Logic of Group Formation in Group Normalization

moutan · May 24, 2021, 9:15am

For my purposes I want to apply Group Normalization to three specific channel groups of a tensor. This groups are contiguous so for a Tensor with dimensions (N,C,H,W). Group 1 would be (N, : C /3,H,W), Group 2 (N, C/3: 2C/3, H,W) and Group 3 (N; 2C/3 : C, H , W). I tried looking in the code base but did not find what the logic of group creation is.

Can someone explain to me the logic for the formation of groups in GroupNorm? Does it match my contiguous scenario?
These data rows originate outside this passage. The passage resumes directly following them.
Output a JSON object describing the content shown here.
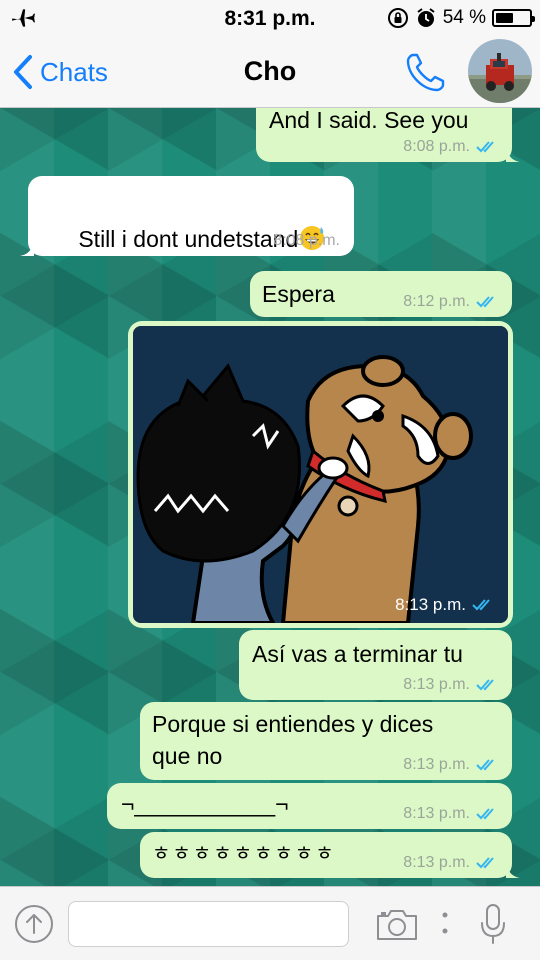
{
  "status_bar": {
    "time": "8:31 p.m.",
    "battery_text": "54 %",
    "battery_level": 0.54,
    "icons": [
      "airplane-icon",
      "orientation-lock-icon",
      "alarm-icon",
      "battery-icon"
    ]
  },
  "header": {
    "back_label": "Chats",
    "title": "Cho",
    "call_icon": "phone-icon",
    "accent_color": "#157efb"
  },
  "messages": [
    {
      "direction": "out",
      "text": "And I said. See you",
      "time": "8:08 p.m.",
      "read": true
    },
    {
      "direction": "in",
      "text": "Still i dont undetstand",
      "emoji": "sweat-smile-emoji",
      "time": "8:08 p.m."
    },
    {
      "direction": "out",
      "text": "Espera",
      "time": "8:12 p.m.",
      "read": true
    },
    {
      "direction": "out",
      "type": "image",
      "time": "8:13 p.m.",
      "read": true
    },
    {
      "direction": "out",
      "text": "Así vas a terminar tu",
      "time": "8:13 p.m.",
      "read": true
    },
    {
      "direction": "out",
      "text": "Porque si entiendes y dices\nque no",
      "time": "8:13 p.m.",
      "read": true
    },
    {
      "direction": "out",
      "text": "¬___________¬",
      "time": "8:13 p.m.",
      "read": true
    },
    {
      "direction": "out",
      "text": "ㅎㅎㅎㅎㅎㅎㅎㅎㅎ",
      "time": "8:13 p.m.",
      "read": true
    }
  ],
  "input_bar": {
    "placeholder": "",
    "icons": [
      "upload-icon",
      "camera-icon",
      "more-icon",
      "microphone-icon"
    ]
  },
  "colors": {
    "outgoing_bubble": "#dcf8c6",
    "incoming_bubble": "#ffffff",
    "read_ticks": "#34b7f1",
    "wallpaper": "#1d8c79"
  }
}
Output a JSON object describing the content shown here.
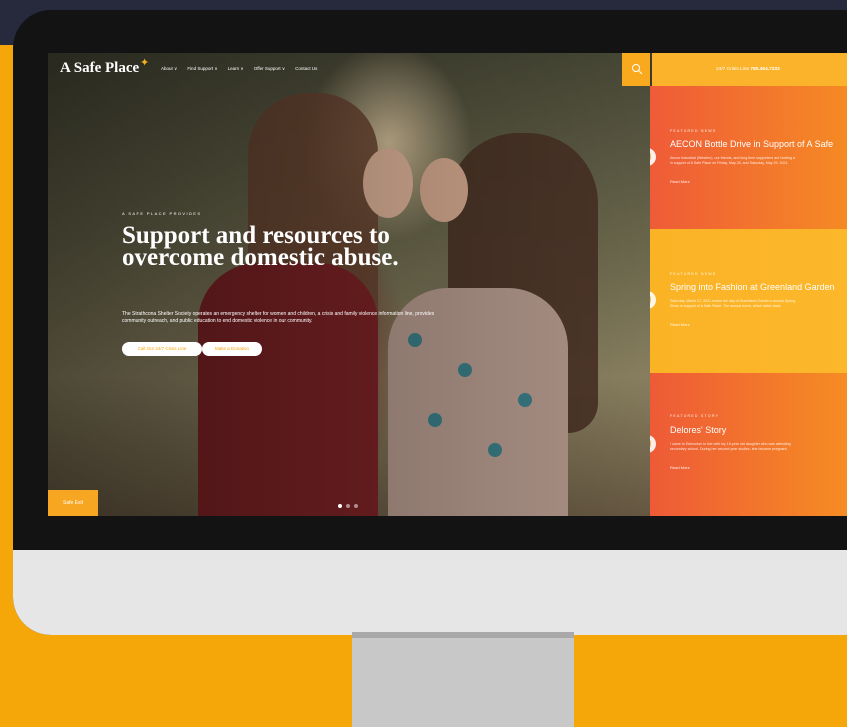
{
  "site": {
    "logo_text": "A Safe Place",
    "nav": [
      "About ∨",
      "Find Support ∨",
      "Learn ∨",
      "Offer Support ∨",
      "Contact Us"
    ],
    "crisis_line_label": "24/7 Crisis Line",
    "crisis_line_number": "780.464.7233"
  },
  "hero": {
    "eyebrow": "A SAFE PLACE PROVIDES",
    "headline": "Support and resources to overcome domestic abuse.",
    "description": "The Strathcona Shelter Society operates an emergency shelter for women and children, a crisis and family violence information line, provides community outreach, and public education to end domestic violence in our community.",
    "button_primary": "Call Our 24/7 Crisis Line",
    "button_secondary": "Make a Donation",
    "safe_exit": "Safe Exit"
  },
  "featured": [
    {
      "label": "FEATURED NEWS",
      "title": "AECON Bottle Drive in Support of A Safe",
      "excerpt": "Aecon Industrial (Western), our friends, and long-time supporters are hosting a\nin support of A Safe Place on Friday, May 28, and Saturday, May 29, 2021.",
      "read_more": "Read More"
    },
    {
      "label": "FEATURED NEWS",
      "title": "Spring into Fashion at Greenland Garden",
      "excerpt": "Saturday, March 27, 2021 marks the day of Greenland Garden's annual Spring\nShow in support of A Safe Place. The annual event, which dates back,",
      "read_more": "Read More"
    },
    {
      "label": "FEATURED STORY",
      "title": "Delores' Story",
      "excerpt": "I came to Edmonton to live with my 19-year old daughter who was attending\nsecondary school. During her second year studies, she became pregnant.",
      "read_more": "Read More"
    }
  ],
  "colors": {
    "brand_orange": "#f5a70a",
    "accent_gold": "#fbb32b",
    "panel_red_orange": "#ef5b38",
    "background_dark": "#272a3c"
  }
}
ptrblck · May 25, 2021, 3:35am

Your assumption seems to be correct based on this small experiment:

N, H, W = 16, 224, 224

# increasing groups
norm = nn.GroupNorm(num_groups=3, num_channels=6)
x = torch.cat((
    torch.randn(N, 2, H, W) * 2 + 5,
    torch.randn(N, 2, H, W) * 4 + 10,
    torch.randn(N, 2, H, W) * 6 + 15,
), dim=1)

out = norm(x)
for i, o in enumerate(out.split(1, dim=1)):
    print("channel {}: mean: {:.5f}, {:.5f}".format(i, o.mean(), o.std()))
> channel 0: mean: 0.00021, 0.99910
  channel 1: mean: -0.00021, 1.00089
  channel 2: mean: -0.00071, 0.99964
  channel 3: mean: 0.00071, 1.00036
  channel 4: mean: -0.00172, 1.00064
  channel 5: mean: 0.00172, 0.99936

# mix channels
norm = nn.GroupNorm(num_groups=3, num_channels=6)
x = torch.cat((
    torch.randn(N, 1, H, W) * 2 + 5,
    torch.randn(N, 1, H, W) * 1/2 - 5,
    torch.randn(N, 1, H, W) * 4 + 10,
    torch.randn(N, 1, H, W) * 1/4 - 10,
    torch.randn(N, 1, H, W) * 6 + 15,
    torch.randn(N, 1, H, W) * 1/6 - 15,
), dim=1)

out = norm(x)
for i, o in enumerate(out.split(1, dim=1)):
    print("channel {}: mean: {:.5f}, {:.5f}".format(i, o.mean(), o.std()))
> channel 0: mean: 0.96000, 0.38414
  channel 1: mean: -0.96000, 0.09611
  channel 2: mean: 0.96217, 0.38453
  channel 3: mean: -0.96217, 0.02406
  channel 4: mean: 0.96211, 0.38544
  channel 5: mean: -0.96211, 0.01068

As you can see, the first approach gives a standardized (zero mean, unit variance) output per channel, while the second approach using the mixed stats does not.

moutan · May 25, 2021, 9:06am

Thank you for your reply. Yes, it seems almost certain the group formation is done for contiguous channels.